WASHINGTON – Les dirigeants du comité de la Chambre chargé d’enquêter sur l’attaque du Capitole sont divisés sur l’opportunité de renvoyer au ministère de la Justice l’ancien président Donald J. Trump, même s’ils ont conclu qu’ils avaient suffisamment de preuves pour le faire, les personnes impliquées dans les discussions dit.

Le débat est centré sur la question de savoir si le renvoi – un acte largement symbolique – se retournerait contre lui en entachant politiquement l’enquête en expansion du ministère de la Justice sur l’agression du 6 janvier et ce qui y a conduit.

Depuis l’été dernier, une équipe d’anciens procureurs fédéraux travaillant pour le comité s’est concentrée sur la documentation de l’attaque et des efforts précédents de M. Trump et de ses alliés pour inverser sa défaite aux élections de 2020. Le panel prévoit de publier un rapport détaillé sur ses conclusions, mais ces derniers mois, il a régulièrement signalé qu’il envisageait également une saisine pénale qui ferait pression sur le procureur général Merrick B. Garland pour qu’il ouvre une enquête pénale sur M. Trump.

Mais maintenant, alors que le ministère de la Justice semble accélérer une enquête de grande envergure, certains démocrates se demandent s’il est nécessaire de faire un renvoi – et si cela ne surchargerait pas une affaire pénale d’un bagage partisan supplémentaire à un moment où M. Trump flirte ouvertement avec la course à nouveau en 2024.

Le changement de perspective du comité sur le renvoi a été provoqué en partie par une décision prise il y a deux semaines par le juge David O. Carter du tribunal fédéral de Californie centrale.
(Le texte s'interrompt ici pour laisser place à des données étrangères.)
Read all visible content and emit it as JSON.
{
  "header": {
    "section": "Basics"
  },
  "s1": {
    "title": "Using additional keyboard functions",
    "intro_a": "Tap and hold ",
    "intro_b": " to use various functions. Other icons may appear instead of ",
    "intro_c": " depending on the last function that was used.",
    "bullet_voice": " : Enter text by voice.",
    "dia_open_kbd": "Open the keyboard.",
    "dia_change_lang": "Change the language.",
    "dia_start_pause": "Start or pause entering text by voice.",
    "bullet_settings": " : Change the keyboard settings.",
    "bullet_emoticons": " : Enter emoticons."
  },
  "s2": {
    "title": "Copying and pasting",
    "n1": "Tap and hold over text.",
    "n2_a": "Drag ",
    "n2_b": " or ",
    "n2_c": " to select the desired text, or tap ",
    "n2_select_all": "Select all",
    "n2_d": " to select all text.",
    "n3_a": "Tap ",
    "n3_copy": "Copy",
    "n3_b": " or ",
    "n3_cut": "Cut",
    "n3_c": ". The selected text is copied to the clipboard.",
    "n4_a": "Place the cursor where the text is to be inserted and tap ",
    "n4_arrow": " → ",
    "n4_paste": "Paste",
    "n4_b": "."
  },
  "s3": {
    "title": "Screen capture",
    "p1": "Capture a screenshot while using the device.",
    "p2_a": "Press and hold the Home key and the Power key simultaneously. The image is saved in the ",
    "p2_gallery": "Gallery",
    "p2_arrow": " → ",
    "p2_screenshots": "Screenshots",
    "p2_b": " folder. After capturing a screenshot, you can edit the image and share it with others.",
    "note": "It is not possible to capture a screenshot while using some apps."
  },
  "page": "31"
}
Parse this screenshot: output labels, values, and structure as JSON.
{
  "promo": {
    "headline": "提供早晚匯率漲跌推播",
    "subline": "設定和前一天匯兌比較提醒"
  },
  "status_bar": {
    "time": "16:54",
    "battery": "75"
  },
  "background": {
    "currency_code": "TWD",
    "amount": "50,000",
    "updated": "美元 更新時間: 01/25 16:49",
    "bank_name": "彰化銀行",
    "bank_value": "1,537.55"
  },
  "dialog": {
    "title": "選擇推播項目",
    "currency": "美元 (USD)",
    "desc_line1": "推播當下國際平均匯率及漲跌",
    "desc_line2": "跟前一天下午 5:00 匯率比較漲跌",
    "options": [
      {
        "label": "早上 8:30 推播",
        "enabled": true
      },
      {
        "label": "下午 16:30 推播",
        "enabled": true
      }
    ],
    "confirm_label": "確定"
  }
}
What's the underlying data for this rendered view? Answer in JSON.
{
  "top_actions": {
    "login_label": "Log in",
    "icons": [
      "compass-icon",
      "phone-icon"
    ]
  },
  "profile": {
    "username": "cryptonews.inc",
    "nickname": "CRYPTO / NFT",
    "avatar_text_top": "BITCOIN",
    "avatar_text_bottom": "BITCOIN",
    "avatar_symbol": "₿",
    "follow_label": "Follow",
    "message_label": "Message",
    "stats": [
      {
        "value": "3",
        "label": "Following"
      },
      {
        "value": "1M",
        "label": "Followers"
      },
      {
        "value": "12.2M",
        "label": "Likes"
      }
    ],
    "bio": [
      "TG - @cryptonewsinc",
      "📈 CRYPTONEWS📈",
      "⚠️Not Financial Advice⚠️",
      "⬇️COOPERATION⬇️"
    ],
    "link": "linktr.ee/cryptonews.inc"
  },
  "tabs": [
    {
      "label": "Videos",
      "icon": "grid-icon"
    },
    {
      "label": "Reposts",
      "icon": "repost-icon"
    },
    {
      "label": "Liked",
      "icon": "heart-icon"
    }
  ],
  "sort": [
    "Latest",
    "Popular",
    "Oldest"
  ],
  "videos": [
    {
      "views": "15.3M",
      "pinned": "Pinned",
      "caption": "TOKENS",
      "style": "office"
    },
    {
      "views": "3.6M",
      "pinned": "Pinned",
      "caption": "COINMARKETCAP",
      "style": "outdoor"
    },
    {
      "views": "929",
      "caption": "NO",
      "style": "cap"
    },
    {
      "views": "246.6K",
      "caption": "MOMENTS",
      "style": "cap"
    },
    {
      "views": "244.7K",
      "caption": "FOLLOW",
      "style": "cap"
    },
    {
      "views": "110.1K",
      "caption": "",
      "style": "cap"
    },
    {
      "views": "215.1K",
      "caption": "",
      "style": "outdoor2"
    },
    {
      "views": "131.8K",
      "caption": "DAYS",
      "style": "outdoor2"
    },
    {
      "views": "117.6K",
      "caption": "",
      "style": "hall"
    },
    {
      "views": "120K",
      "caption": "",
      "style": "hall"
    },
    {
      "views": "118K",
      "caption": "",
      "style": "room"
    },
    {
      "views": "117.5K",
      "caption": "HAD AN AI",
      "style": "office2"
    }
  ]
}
Décidant d’une affaire civile dans laquelle le comité avait demandé l’accès à plus de 100 courriels écrits par John C. Eastman, un avocat qui a conseillé M. Trump sur les efforts visant à faire dérailler la certification du résultat du collège électoral, le juge Carter a conclu qu’il était “plus probable qu’autrement » que M. Trump et M. Eastman avaient commis des crimes fédéraux.

La décision a conduit certains membres du comité et du personnel à faire valoir que même s’ils estimaient avoir amassé suffisamment de preuves pour justifier l’appel à des poursuites pour obstruction à une procédure du Congrès et complot en vue de frauder le peuple américain, la décision du juge aurait beaucoup plus de poids auprès de M. Garland que n’importe quelle lettre de référence qu’ils pourraient écrire, selon des personnes ayant connaissance des conversations.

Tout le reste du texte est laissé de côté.